The EMD SW1500 is a 1500 hp diesel-electric switcher locomotive built by General Motors' Electro-Motive Division from 1966 to 1974. The SW1500 replaced the SW1200 in the EMD product line. Many railroads regularly used SW1500s for road freight service.

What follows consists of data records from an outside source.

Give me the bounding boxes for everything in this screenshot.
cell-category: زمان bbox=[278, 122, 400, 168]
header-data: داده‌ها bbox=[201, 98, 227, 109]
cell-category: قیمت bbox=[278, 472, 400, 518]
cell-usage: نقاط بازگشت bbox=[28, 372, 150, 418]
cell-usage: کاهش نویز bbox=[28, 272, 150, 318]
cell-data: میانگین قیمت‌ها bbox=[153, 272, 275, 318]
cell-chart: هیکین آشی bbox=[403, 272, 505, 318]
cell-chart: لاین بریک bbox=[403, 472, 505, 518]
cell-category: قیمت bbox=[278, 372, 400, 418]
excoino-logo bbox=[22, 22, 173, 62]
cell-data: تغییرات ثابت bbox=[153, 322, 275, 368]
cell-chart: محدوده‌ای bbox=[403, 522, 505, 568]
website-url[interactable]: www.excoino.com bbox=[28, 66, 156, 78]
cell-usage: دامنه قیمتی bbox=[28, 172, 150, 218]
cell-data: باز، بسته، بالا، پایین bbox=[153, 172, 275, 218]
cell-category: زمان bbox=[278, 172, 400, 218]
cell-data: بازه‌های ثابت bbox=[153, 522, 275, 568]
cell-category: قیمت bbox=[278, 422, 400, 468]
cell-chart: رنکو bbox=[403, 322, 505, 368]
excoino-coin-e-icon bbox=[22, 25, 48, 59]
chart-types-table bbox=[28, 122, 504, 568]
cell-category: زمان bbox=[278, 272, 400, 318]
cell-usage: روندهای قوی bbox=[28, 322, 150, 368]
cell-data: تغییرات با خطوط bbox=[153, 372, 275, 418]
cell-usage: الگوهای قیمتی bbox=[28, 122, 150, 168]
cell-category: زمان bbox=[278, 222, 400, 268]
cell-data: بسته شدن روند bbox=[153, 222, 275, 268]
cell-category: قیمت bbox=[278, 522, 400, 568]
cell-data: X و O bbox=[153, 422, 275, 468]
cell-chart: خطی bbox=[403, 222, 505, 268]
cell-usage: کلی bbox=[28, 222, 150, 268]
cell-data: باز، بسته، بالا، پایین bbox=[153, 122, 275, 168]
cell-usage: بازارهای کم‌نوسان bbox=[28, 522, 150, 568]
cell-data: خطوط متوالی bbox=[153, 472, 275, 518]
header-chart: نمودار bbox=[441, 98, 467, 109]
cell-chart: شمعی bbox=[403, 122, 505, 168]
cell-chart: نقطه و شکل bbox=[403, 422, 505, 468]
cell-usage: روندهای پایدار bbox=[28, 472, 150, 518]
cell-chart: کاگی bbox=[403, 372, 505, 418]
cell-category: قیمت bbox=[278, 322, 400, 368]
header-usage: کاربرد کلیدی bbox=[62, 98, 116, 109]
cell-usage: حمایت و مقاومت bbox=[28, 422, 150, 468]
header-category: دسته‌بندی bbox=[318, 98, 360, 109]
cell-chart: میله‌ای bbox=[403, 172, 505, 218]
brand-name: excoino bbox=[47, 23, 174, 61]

It is similar in appearance to the EMD SW1000 model which had a different engine and had one exhaust stack while the SW1500 had two.

== Original owners ==

Domestic (US/Export) orders
| Railroad | Quantity | Road numbers |
| Alton and Southern Railway | 18 | 1500–1517 |
| Alcoa Terminal Railroad | 1 | 9 |
| Apalachicola Northern Railroad | 8 | 712–719 |
| Armco Steel | 5 | 701–705 |
| Ashley, Drew and Northern Railroad | 1 | 150 |
| Angelina and Neches River Railroad | 1 | 1500 |
| Belt Railway of Chicago | 3 | 530–532 |
| Burlington Northern Railroad | 15 | 310–324 |
| Cambria and Indiana Railroad | 2 | 15, 16 |
| Chattahoochee Valley Railway | 1 | 100 |
| Chicago Short Line Railroad | 2 | 30, 31 |
| General Motors Electro-Motive Division | 9 | 106–114 |
| Georgia Power | 5 | 1401–1402, 1405, 1503–1504 |
| W.R. Grace Chemical | 2 | 101, 102 |
| Great Northern Railway | 10 | 200–209 |
| Houston Belt and Terminal Railway | 6 | 50–55 |
| Howe Coal | 2 | 1, 2 |
| Indiana Harbor Belt Railroad | 27 | 9200–9221, 9223–9227 |
| Illinois Terminal Railroad | 7 | 1509–1515 |
| Indianapolis Union Railway | 5 | 24, 26, 30–32 |
| Inland Steel | 7 | 119–125 |
| Kansas City Southern Railway | 42 | 1500–1541 |
| Kentucky and Indiana Terminal Railroad | 16 | 67–68, 70–83 |
| Lake Erie, Franklin and Clarion Railroad | 2 | 23, 24 |
| Longview, Portland and Northern Railway | 1 | 130 |
| Louisville and Nashville Railroad | 30 | 5000–5029 |
| Minneapolis, Northfield and Southern Railway | 2 | 36–37 |
| Minnesota Taconite US Steel | 6 | 949–954 |
| Minnesota Transfer Railway | 7 | 300–306 |
| Mississippi Export Railroad | 1 | 64 |
| Missouri–Kansas–Texas Railroad | 6 | 50–55 |
| Missouri Pacific Railroad | 4 | 1518–1521 |
| New Orleans Public Belt Railroad | 3 | 151–153 |
| Patapsco and Back Rivers Railroad | 2 | 160, 161 |
| Penn Central | 84 | 9500–9583 |
| Pittsburgh and Lake Erie Railroad | 40 | 1534–1563, 9280–9289 |
| Reading Railroad | 21 | 2750–2770 |
| Richmond, Fredericksburg and Potomac Railroad | 9 | 1–8, 91 |
| Rock Island | 10 | 940–949 |
| Roscoe, Snyder and Pacific Railway | 2 | 500, 600 |
| St. Mary's Railroad | 1 | 503 |
| Sandersville Railroad | 2 | 100, 300 |
| St. Louis–San Francisco Railway | 46 | 315–360 |
| Southern Railway | 48 | 2300–2347 |
| Southern Pacific Railroad | 204 | 2450–2480, 2493–2510, 2523–2578, 2591–2689 |
| St. Louis Southwestern Railway | 36 | 2481–2492, 2511–2522, 2579–2590 |
| Tennessee Copper | 1 | 108 |
| Tennessee Eastman Corporation (Eastman Kodak) | 1 | 1 |
| Terminal Railroad Alabama State Docks | 2 | 681, 682 |
| Terminal Railroad Association of St. Louis | 17 | 1501–1517 |
| Toledo, Peoria and Western Railroad | 4 | 303–306 |
| Union Railroad | 9 | 1–9 |
| U S Pipe and Foundry | 4 | 51–54 |
| Vermont Railway | 1 | 501 |
| Weyerhaeuser Timber Co. | 2 | 306, 307 |
| Winifrede Railroad | 1 | 13 |
| Western Pacific Railroad | 3 | 1501–1503 |
Export orders
| Amapá Railway, Brazil | 1 | 5 |
| Total | 808 |  |

== Preservation ==
Many SW1500s remain in active service, used mostly by shortlines, switching and terminal railroads, and railroad equipment leasing companies such as GATX. However, several examples of this popular model have been preserved:
- CSX #1100 (built 1970 as L&N #5000) is preserved and operational at the Kentucky Steam Heritage Corporation in Irvine, Kentucky.
- CSX #1103 (built 1970 as L&N #5003) is preserved and operational at the Kentucky Railway Museum in New Haven, Kentucky
- Western Pacific #1503 (built 1973) is preserved and operational at the Western Pacific Railroad Museum in Portola, California. It was donated to the museum by Union Pacific in 2011, and restored to its original paint scheme in 2019.
- Wisconsin Central #1563 (built 1971) is preserved and operational at the National Railroad Museum in Green Bay, Wisconsin. It was donated to the museum by Canadian National in 2019.